Well, the first thing I want to share is that today's the first time I'm posting multiple posts on the same day! Okay, to the point, our drag and drop program works properly but the only thing we've got to take care of is telling the user that the image can be dragged into the boxes with some highlighting.

How? Well, read on to know more...

View Demo

Well, let's just pretend that this was a desktop app instead of a web app. Now in general when you make apps with drag and drop functionality, you generally have an indicator telling the user that it is okay to drop the image in the box.

For example, in our web app when the person drags the image in to the left box we would like to tell them that it's okay to drop it there. As of now we have a message saying that this is the landing zone but in your real web apps you mostly wont do that. You need another way of telling the user that the box is meant for dropping the image.

Well, in this tutorial we'll add functionality that highlights the box by changing the background colour and border colour so that the user knows that it's a droppable place.

Highlighting the boxes

Well, we want to highlight the boxes when we enter the boxes and remove the highlighting when we leave the boxes while dragging the image, right? So, let's get to that.

First, let's add event listeners for the two boxes that are called when something enters or leaves the box while being dragged.
// Box1 functionality
box1.addEventListener('dragenter', highlight);
box1.addEventListener('dragleave', unHighlight);

// Box2 functionality
box2.addEventListener('dragenter', highlight);
box2.addEventListener('dragleave', unHighlight);
The above code basically says that we'll call the highlight function when the image is dragged into either of the boxes (but not dropped) and we'll call the unHighlight function when the image leaves either of the boxes while being dragged.

Let's build those functions. First of all, we'll change the boxes background colour of the box to some light colour like sky blue and the border to something like blue. But which box do we apply those changes to? How do we know which box is the image being dragged into? Both the boxes use the same function so how do we differentiate between the boxes?

Well, the 'e' parameter that the event listener functions take (highlight and unHighlight) in this case have a property called 'target' which gives us the target element in which the event takes place.

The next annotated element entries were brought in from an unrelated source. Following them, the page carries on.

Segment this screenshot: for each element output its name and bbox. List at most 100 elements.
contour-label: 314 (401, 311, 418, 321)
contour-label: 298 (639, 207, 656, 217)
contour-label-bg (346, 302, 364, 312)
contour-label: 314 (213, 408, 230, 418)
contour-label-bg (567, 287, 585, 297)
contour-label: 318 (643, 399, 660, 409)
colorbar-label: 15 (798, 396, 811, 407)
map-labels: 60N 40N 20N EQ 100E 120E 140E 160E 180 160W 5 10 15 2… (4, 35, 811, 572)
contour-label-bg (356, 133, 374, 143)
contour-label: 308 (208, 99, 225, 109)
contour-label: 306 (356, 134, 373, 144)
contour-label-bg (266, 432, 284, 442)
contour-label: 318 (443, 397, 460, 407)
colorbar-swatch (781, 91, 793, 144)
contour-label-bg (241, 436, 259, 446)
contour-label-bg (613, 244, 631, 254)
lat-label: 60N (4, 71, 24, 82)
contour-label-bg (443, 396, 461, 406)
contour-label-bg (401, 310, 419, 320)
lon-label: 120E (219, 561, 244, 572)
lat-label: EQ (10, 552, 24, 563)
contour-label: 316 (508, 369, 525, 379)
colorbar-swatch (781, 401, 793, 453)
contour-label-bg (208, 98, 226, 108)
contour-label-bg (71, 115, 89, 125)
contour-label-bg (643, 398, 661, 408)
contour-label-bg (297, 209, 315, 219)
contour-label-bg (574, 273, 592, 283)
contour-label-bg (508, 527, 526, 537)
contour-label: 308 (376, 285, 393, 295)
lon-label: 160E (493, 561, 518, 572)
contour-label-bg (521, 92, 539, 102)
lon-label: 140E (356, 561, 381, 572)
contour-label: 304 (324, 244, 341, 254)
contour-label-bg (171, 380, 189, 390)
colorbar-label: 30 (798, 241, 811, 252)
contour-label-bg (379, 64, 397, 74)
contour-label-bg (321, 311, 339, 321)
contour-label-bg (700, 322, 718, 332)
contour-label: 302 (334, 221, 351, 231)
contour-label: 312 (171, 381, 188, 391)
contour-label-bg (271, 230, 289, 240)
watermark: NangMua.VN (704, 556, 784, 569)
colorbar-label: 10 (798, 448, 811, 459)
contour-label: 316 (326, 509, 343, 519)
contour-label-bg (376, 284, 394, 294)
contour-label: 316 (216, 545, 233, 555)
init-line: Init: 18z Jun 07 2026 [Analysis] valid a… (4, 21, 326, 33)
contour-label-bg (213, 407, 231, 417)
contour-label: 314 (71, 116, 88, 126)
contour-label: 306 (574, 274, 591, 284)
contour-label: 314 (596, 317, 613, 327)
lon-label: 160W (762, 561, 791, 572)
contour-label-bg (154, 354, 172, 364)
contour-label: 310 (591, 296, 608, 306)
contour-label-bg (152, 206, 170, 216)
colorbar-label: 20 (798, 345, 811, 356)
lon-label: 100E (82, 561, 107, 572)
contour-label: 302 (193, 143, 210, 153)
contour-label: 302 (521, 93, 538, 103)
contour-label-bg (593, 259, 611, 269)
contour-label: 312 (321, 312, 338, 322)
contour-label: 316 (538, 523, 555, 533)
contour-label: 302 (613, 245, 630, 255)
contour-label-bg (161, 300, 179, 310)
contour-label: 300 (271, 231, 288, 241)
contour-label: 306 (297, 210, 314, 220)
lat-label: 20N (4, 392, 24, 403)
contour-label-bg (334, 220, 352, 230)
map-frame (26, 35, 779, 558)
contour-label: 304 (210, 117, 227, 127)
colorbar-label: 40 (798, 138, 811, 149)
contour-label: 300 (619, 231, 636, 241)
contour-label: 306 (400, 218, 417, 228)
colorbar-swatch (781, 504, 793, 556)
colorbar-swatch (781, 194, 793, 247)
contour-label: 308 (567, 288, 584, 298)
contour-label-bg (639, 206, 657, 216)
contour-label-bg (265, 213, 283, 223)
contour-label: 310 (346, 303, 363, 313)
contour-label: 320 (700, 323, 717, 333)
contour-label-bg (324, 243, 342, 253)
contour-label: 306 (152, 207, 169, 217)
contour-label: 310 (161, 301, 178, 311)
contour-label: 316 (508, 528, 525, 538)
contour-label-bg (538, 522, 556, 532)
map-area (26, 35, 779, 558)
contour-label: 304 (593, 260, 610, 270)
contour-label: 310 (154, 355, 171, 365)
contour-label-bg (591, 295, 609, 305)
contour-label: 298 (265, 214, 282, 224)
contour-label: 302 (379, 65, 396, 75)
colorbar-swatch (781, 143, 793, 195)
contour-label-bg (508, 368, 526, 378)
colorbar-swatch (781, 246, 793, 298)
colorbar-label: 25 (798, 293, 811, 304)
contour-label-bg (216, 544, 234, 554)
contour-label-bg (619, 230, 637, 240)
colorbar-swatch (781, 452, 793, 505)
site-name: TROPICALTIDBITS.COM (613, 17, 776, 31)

So we can apply the changes to 'e.target'. I hope that made some sense to you... So here's what our our two functions looks like:
function highlight(e){
    // Style the box differently
    box = e.target;
    box.style.border="5px solid blue";
    box.style.background="SkyBlue";
}

function unHighlight(e){
    // Restore original styles
    box = e.target;
    box.style.border="5px solid red";
    box.style.background="white";
}

Removing the highlighting on drop

Well, if the user drops the image in the box we don't have to tell the user that the box is droppable right? So, let's just remove the highlighting when the image is dropped.

We have the functions called dropped1 and dropped2 that are called on drop right? Well, let's just call the unhighlight function from these two functions to remove the highlighting from the boxes and don't forget to pass in the 'e' parameter to the functions.
// Add this line at the end of dropped1 and dropped2
unHighlight(e); // This will remove the highlighting one we've dropped the image...

Aaaand... We're done!

Not just with this post, but the entire series comes to an end now! We've just learned to build an app that can handle drag and drop events and this takes our HTML5 web app building skills to the next level...

Thank you for sticking with me till the very end.